Hugo von Hofmannsthal
Librettist
b. Vienna, February 1, 1874;
d. Vienna, July 15, 1929
The Hofmann family was a mix of Jewish, Italian, Swabian, and Austrian ancestries. They prospered as textile merchants, moving from Prague to Vienna at the end of the 18th century, and were promoted for their services into the nobility as “von Hofmannsthal” by the Austro-Hungarian monarchy in 1835. The future librettist’s father, another Hugo, won renown as a lawyer and banker, and he took charge of his son’s extracurricular education, which has since led to inevitable comparisons with the Mozart family.
The younger Hugo grew up as a kind of fairy-tale prince, brilliant at everything, striving for self-transcendence in saintly seclusion. He was born into Vienna at the apex of the civilized world, when the likes of Sigmund Freud, Gustav Mahler, Arnold Schoenberg, and Alban Berg walked the streets and chatted in cafés. After acquiring an education without apparent effort, Hofmannsthal by the age of 17 won fame in the city’s highest artistic circles as a lyric poet of uncanny maturity. His evolving aesthetic centered on breaking out of existing forms while obeying self-imposed restrictions. In all of his activity, style came before form or content, and his final goal was creating art that would improve the human spirit and enrich society.

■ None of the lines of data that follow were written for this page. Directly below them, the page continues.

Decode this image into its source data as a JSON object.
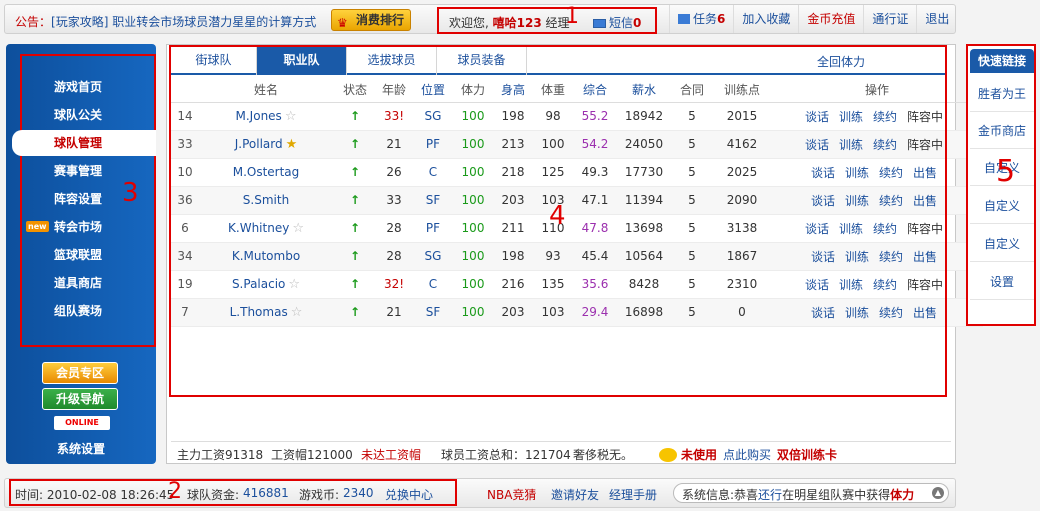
{
  "header": {
    "announce_prefix": "公告：",
    "announce_text": "[玩家攻略] 职业转会市场球员潜力星星的计算方式",
    "rank_button": "消费排行",
    "welcome_prefix": "欢迎您,",
    "username": "嘻哈123",
    "user_role": "经理",
    "mail_label": "短信",
    "mail_count": "0",
    "task_label": "任务",
    "task_count": "6",
    "favorite": "加入收藏",
    "gold_recharge": "金币充值",
    "passport": "通行证",
    "logout": "退出"
  },
  "markers": [
    "1",
    "2",
    "3",
    "4",
    "5"
  ],
  "sidebar": {
    "items": [
      {
        "label": "游戏首页"
      },
      {
        "label": "球队公关"
      },
      {
        "label": "球队管理"
      },
      {
        "label": "赛事管理"
      },
      {
        "label": "阵容设置"
      },
      {
        "label": "转会市场",
        "badge": "new"
      },
      {
        "label": "篮球联盟"
      },
      {
        "label": "道具商店"
      },
      {
        "label": "组队赛场"
      }
    ],
    "vip": "会员专区",
    "upgrade": "升级导航",
    "online": "ONLINE",
    "settings": "系统设置"
  },
  "tabs": [
    "街球队",
    "职业队",
    "选拔球员",
    "球员装备"
  ],
  "tab_right": "全回体力",
  "table": {
    "headers": [
      "姓名",
      "状态",
      "年龄",
      "位置",
      "体力",
      "身高",
      "体重",
      "综合",
      "薪水",
      "合同",
      "训练点",
      "操作"
    ],
    "rows": [
      {
        "num": "14",
        "name": "M.Jones",
        "age": "33!",
        "pos": "SG",
        "stamina": "100",
        "height": "198",
        "weight": "98",
        "overall": "55.2",
        "salary": "18942",
        "contract": "5",
        "train": "2015",
        "ops": [
          "谈话",
          "训练",
          "续约",
          "阵容中"
        ]
      },
      {
        "num": "33",
        "name": "J.Pollard",
        "age": "21",
        "pos": "PF",
        "stamina": "100",
        "height": "213",
        "weight": "100",
        "overall": "54.2",
        "salary": "24050",
        "contract": "5",
        "train": "4162",
        "ops": [
          "谈话",
          "训练",
          "续约",
          "阵容中"
        ]
      },
      {
        "num": "10",
        "name": "M.Ostertag",
        "age": "26",
        "pos": "C",
        "stamina": "100",
        "height": "218",
        "weight": "125",
        "overall": "49.3",
        "salary": "17730",
        "contract": "5",
        "train": "2025",
        "ops": [
          "谈话",
          "训练",
          "续约",
          "出售"
        ]
      },
      {
        "num": "36",
        "name": "S.Smith",
        "age": "33",
        "pos": "SF",
        "stamina": "100",
        "height": "203",
        "weight": "103",
        "overall": "47.1",
        "salary": "11394",
        "contract": "5",
        "train": "2090",
        "ops": [
          "谈话",
          "训练",
          "续约",
          "出售"
        ]
      },
      {
        "num": "6",
        "name": "K.Whitney",
        "age": "28",
        "pos": "PF",
        "stamina": "100",
        "height": "211",
        "weight": "110",
        "overall": "47.8",
        "salary": "13698",
        "contract": "5",
        "train": "3138",
        "ops": [
          "谈话",
          "训练",
          "续约",
          "阵容中"
        ]
      },
      {
        "num": "34",
        "name": "K.Mutombo",
        "age": "28",
        "pos": "SG",
        "stamina": "100",
        "height": "198",
        "weight": "93",
        "overall": "45.4",
        "salary": "10564",
        "contract": "5",
        "train": "1867",
        "ops": [
          "谈话",
          "训练",
          "续约",
          "出售"
        ]
      },
      {
        "num": "19",
        "name": "S.Palacio",
        "age": "32!",
        "pos": "C",
        "stamina": "100",
        "height": "216",
        "weight": "135",
        "overall": "35.6",
        "salary": "8428",
        "contract": "5",
        "train": "2310",
        "ops": [
          "谈话",
          "训练",
          "续约",
          "阵容中"
        ]
      },
      {
        "num": "7",
        "name": "L.Thomas",
        "age": "21",
        "pos": "SF",
        "stamina": "100",
        "height": "203",
        "weight": "103",
        "overall": "29.4",
        "salary": "16898",
        "contract": "5",
        "train": "0",
        "ops": [
          "谈话",
          "训练",
          "续约",
          "出售"
        ]
      }
    ]
  },
  "footer": {
    "main_salary": "主力工资91318",
    "salary_cap": "工资帽121000",
    "cap_status": "未达工资帽",
    "total_salary": "球员工资总和：121704",
    "luxury_tax": "奢侈税无。",
    "unused": "未使用",
    "buy_link": "点此购买",
    "card": "双倍训练卡"
  },
  "quick_links": {
    "title": "快速链接",
    "items": [
      "胜者为王",
      "金币商店",
      "自定义",
      "自定义",
      "自定义",
      "设置"
    ]
  },
  "bottom": {
    "time": "时间: 2010-02-08 18:26:45",
    "funds_label": "球队资金:",
    "funds": "416881",
    "coins_label": "游戏币:",
    "coins": "2340",
    "exchange": "兑换中心",
    "nba": "NBA竞猜",
    "invite": "邀请好友",
    "manual": "经理手册",
    "sys_prefix": "系统信息:恭喜",
    "sys_name": "还行",
    "sys_mid": "在明星组队赛中获得",
    "sys_reward": "体力"
  }
}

Additional Artist information
At 25, he looked to the heightened reality of theatre, gesture, and dance for answers to his misgivings. His output from that period induced adaptations of Sophocles’s Electra (1904), Oedipus Rex (1906), and the 15th-century English morality play Everyman (1911). In 1920, with the renowned German director Max Reinhardt, Hofmannsthal co-founded the Salzburg Festival.
Hofmannsthal saw great power in the potential for music to be joined to carefully crafted language in order to create universal symbols out of nothingness. His collaboration with Strauss, lasting from 1906 until his death in 1929, is how he is best remembered today.